Freddie and Fannie were, in that dreaded phrase, "too big to fail". If either had been allowed to go bust and default on payments it would have sent a catastrophic shockwave through the American economy. And so many foreign states have invested in the two that this shockwave would have travelled around the world.

But while a rescue became inevitable, it is interesting to note that when Washington finally decided to move, it was prepared to take much more decisive action than our own Government did over the failed mortgage bank Northern Rock. Mr Paulson has wiped out the incompetent managements of Freddie and Fannie and intends to hit shareholders hard. By contrast, our own Government was content to let the hapless management of Northern Rock stagger on for months.
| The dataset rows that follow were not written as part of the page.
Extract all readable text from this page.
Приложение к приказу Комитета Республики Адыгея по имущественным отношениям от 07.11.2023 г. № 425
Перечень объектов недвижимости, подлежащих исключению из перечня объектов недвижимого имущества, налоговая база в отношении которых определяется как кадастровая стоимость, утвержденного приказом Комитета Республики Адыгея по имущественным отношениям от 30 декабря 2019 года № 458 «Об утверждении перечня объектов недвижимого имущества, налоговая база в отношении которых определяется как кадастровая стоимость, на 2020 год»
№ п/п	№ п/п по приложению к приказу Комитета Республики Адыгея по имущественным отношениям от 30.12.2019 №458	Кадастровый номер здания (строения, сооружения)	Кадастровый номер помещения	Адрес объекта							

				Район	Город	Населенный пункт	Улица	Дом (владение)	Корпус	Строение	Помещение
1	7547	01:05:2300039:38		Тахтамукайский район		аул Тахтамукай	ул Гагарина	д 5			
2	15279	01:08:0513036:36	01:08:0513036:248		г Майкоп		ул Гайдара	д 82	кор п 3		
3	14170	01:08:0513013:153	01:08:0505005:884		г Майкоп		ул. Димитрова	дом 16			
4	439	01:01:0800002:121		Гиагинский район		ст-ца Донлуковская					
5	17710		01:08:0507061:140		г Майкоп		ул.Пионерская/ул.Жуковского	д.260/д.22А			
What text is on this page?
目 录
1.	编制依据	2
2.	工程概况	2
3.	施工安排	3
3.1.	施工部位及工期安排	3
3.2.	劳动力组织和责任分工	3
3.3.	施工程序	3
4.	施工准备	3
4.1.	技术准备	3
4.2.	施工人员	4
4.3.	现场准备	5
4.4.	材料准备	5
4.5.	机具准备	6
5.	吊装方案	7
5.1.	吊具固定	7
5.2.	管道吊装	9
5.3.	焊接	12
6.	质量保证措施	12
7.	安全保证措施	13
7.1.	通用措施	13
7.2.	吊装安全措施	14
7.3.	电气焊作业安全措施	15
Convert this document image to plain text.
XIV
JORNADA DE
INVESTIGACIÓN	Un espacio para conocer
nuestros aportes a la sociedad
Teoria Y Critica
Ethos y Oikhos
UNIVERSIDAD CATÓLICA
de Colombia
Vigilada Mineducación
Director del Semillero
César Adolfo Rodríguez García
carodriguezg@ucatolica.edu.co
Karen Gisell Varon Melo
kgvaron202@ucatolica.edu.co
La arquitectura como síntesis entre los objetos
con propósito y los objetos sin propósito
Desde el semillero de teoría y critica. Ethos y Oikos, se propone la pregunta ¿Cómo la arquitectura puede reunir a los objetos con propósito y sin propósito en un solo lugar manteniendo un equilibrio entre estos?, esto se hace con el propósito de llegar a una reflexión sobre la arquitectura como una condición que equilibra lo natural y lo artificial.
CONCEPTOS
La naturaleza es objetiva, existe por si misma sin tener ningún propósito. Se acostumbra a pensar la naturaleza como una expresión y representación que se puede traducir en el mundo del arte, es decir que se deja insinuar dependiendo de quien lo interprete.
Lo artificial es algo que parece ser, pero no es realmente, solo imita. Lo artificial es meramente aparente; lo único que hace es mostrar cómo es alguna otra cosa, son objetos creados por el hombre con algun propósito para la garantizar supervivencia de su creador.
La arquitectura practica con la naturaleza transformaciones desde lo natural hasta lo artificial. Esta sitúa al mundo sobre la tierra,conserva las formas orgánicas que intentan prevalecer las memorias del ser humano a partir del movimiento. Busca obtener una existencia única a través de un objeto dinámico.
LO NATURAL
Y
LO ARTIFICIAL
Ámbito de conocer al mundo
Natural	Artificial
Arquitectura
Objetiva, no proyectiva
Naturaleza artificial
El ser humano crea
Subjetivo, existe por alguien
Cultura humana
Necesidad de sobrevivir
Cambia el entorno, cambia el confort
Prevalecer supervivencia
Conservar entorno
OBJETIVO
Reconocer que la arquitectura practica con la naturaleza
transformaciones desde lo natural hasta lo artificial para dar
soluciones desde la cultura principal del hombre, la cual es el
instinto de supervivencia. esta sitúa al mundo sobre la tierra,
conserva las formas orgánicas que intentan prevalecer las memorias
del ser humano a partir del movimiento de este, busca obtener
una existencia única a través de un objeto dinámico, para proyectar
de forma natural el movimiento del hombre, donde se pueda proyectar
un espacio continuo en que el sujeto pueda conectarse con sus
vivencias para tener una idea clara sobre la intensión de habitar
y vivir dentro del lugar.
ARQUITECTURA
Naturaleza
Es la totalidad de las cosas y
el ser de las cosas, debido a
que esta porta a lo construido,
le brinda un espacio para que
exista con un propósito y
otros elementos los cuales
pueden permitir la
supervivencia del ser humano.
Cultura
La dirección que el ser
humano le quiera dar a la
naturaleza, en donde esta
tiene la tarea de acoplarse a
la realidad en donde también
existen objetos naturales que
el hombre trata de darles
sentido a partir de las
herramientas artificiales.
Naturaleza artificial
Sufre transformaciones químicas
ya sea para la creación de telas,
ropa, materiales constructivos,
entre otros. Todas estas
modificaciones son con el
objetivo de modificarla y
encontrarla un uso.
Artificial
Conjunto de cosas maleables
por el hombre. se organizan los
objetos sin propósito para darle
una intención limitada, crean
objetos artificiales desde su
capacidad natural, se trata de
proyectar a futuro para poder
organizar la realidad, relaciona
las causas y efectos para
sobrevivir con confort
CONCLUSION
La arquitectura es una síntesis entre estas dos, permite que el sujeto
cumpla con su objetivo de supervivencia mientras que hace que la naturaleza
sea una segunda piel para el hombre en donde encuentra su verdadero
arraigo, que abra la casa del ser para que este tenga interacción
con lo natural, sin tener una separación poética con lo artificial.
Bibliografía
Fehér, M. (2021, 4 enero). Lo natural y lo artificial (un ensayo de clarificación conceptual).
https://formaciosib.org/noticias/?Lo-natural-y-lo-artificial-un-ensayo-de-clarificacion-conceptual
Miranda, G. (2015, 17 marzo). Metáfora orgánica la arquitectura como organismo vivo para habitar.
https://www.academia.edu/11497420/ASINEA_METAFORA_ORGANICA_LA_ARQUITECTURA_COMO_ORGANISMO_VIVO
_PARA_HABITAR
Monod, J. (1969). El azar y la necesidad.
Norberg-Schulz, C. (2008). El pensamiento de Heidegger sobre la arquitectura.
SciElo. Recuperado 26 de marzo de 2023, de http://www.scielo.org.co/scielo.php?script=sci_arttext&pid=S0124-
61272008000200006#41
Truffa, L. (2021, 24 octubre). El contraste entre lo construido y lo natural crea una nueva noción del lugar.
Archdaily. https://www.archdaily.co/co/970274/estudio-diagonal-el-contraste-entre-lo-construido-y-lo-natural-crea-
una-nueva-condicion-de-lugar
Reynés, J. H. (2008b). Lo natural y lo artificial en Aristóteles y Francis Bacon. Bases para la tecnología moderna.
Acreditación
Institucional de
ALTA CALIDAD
And our Treasury was much more humble in dealing with shareholders demanding compensation. The land of the unbridled free market has been rather more radical in using the power of the state to intervene. It is also notable that while the heads of Wall Street investment banks such as Merrill Lynch and Citigroup have been forced out (albeit with enormous payouts) the heads of our own write-down issuing banks have all survived.

Yet we should not make too much of the differences. The truth is that there has been stunning "moral hazard" on both sides of the Atlantic in the past year. Taxpayers' money has been used on an unprecedented scale to inject liquidity into dried-out markets, something which has thrown a lifeline to thousands of greedy investors and irresponsible banking groups that would otherwise have gone bust. The extent of the public liabilities resulting from this crisis, both in America and Britain, will only become clear over time. But we can be certain that they will be vast.

The US government and Federal Reserve have now done – and will continue to do – what is necessary to protect the American economy. Our own Government and the Bank of England will have to follow. That should mean an extension of the Bank's Special Liquidity System to underwrite the issuance of new mortgages. The priority of both of our governments has to be to stop the present slowdown from turning into a depression.

But when it is over, there needs to be a reckoning. The banks that relaxed their lending standards so irresponsibly in the boom must be constrained to stop them doing the same thing again. Those regulators and politicians – amongst them our own Prime Minister – who rode the housing and speculation boom while neglecting to demand sound lending practices must also be held accountable. The credit crunch is not just a market failure. It is a damning failure of regulation.